With maybe one or two exceptions, everyone in this film is a jerk. Those who aren't needlessly cruel are functionally inept. Even Labeouf's bashful lead character eventually lets the stress and grimy heat get to him, lashing out at the only kid lower on the totem pole before eventually, grudgingly, making amends. There's a flashback story about a wild west outlaw and a lost cache of some sort, a dual tragedy that coincidentally connects primary characters through a set of crossed bloodlines, but that subplot is eye-roll bad, both in terms of writing and production. I can remember after-school specials with more conviction.

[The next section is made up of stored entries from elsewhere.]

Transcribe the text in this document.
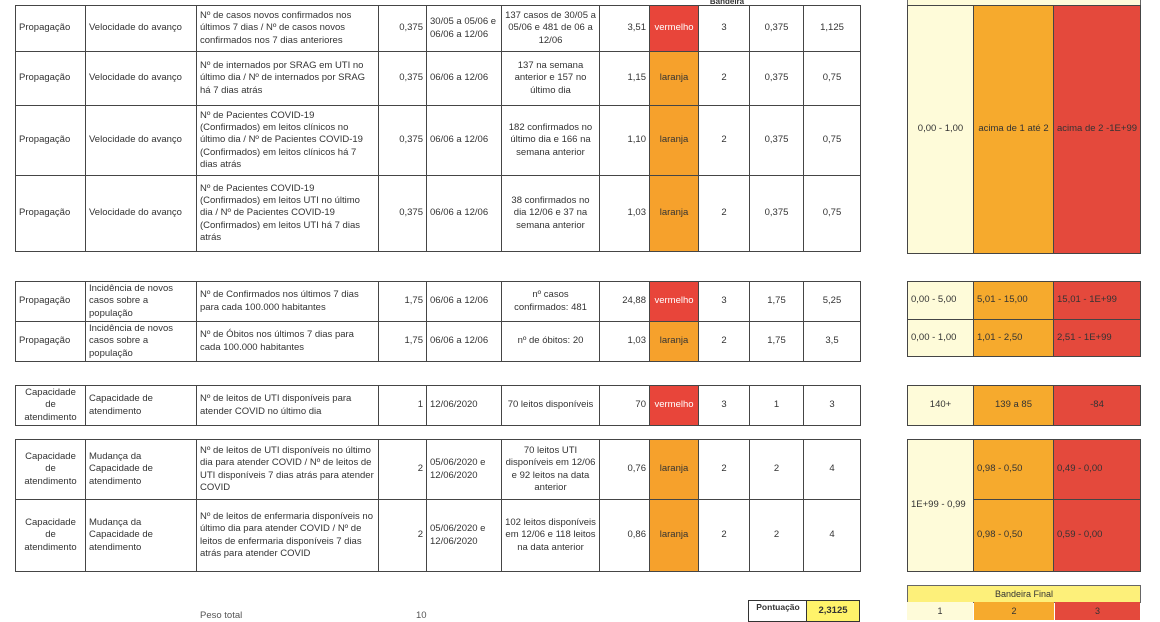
Bandeira
Propagação	Velocidade do avanço	Nº de casos novos confirmados nos últimos 7 dias / Nº de casos novos confirmados nos 7 dias anteriores	0,375	30/05 a 05/06 e 06/06 a 12/06	137 casos de 30/05 a 05/06 e 481 de 06 a 12/06	3,51	vermelho	3	0,375	1,125
Propagação	Velocidade do avanço	Nº de internados por SRAG em UTI no último dia / Nº de internados por SRAG há 7 dias atrás	0,375	06/06 a 12/06	137 na semana anterior e 157 no último dia	1,15	laranja	2	0,375	0,75
Propagação	Velocidade do avanço	Nº de Pacientes COVID-19 (Confirmados) em leitos clínicos no último dia / Nº de Pacientes COVID-19 (Confirmados) em leitos clínicos há 7 dias atrás	0,375	06/06 a 12/06	182 confirmados no último dia e 166 na semana anterior	1,10	laranja	2	0,375	0,75
Propagação	Velocidade do avanço	Nº de Pacientes COVID-19 (Confirmados) em leitos UTI no último dia / Nº de Pacientes COVID-19 (Confirmados) em leitos UTI há 7 dias atrás	0,375	06/06 a 12/06	38 confirmados no dia 12/06 e 37 na semana anterior	1,03	laranja	2	0,375	0,75
0,00 - 1,00	acima de 1 até 2	acima de 2 -1E+99
Propagação	Incidência de novos casos sobre a população	Nº de Confirmados nos últimos 7 dias para cada 100.000 habitantes	1,75	06/06 a 12/06	nº casos confirmados: 481	24,88	vermelho	3	1,75	5,25
Propagação	Incidência de novos casos sobre a população	Nº de Óbitos nos últimos 7 dias para cada 100.000 habitantes	1,75	06/06 a 12/06	nº de óbitos: 20	1,03	laranja	2	1,75	3,5
0,00 - 5,00	5,01 - 15,00	15,01 - 1E+99
0,00 - 1,00	1,01 - 2,50	2,51 - 1E+99
Capacidade de atendimento	Capacidade de atendimento	Nº de leitos de UTI disponíveis para atender COVID no último dia	1	12/06/2020	70 leitos disponíveis	70	vermelho	3	1	3	140+	139 a 85	-84
Capacidade de atendimento	Mudança da Capacidade de atendimento	Nº de leitos de UTI disponíveis no último dia para atender COVID / Nº de leitos de UTI disponíveis 7 dias atrás para atender COVID	2	05/06/2020 e 12/06/2020	70 leitos UTI disponíveis em 12/06 e 92 leitos na data anterior	0,76	laranja	2	2	4
Capacidade de atendimento	Mudança da Capacidade de atendimento	Nº de leitos de enfermaria disponíveis no último dia para atender COVID / Nº de leitos de enfermaria disponíveis 7 dias atrás para atender COVID	2	05/06/2020 e 12/06/2020	102 leitos disponíveis em 12/06 e 118 leitos na data anterior	0,86	laranja	2	2	4
1E+99 - 0,99	0,98 - 0,50	0,49 - 0,00
	0,98 - 0,50	0,59 - 0,00
Peso total	10
Pontuação	2,3125
Bandeira Final
1	2	3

I'm not sure how this thing drew such a recognizable cast, either. Jon Voight plays up a thick cowboy accent as the meanest of the adults, the only memorable performance of the bunch. Sigourney Weaver pops in to ruffle feathers and look grouchy, but her role is superfluous and shallow. Henry Winkler gets about five minutes to putz around as Shia's scatterbrained father. Patricia Arquette appears in the old western scenes, plodding through an absurdly hammy interracial relationship before going rogue and riding off into the sunset. The plot just doesn't produce much more than a cascade of punishment with limited retribution. It's an effort that obviously wants to be quirky and playful, amusing the kids while teaching important life lessons, but doesn't seem capable enough to pull it off.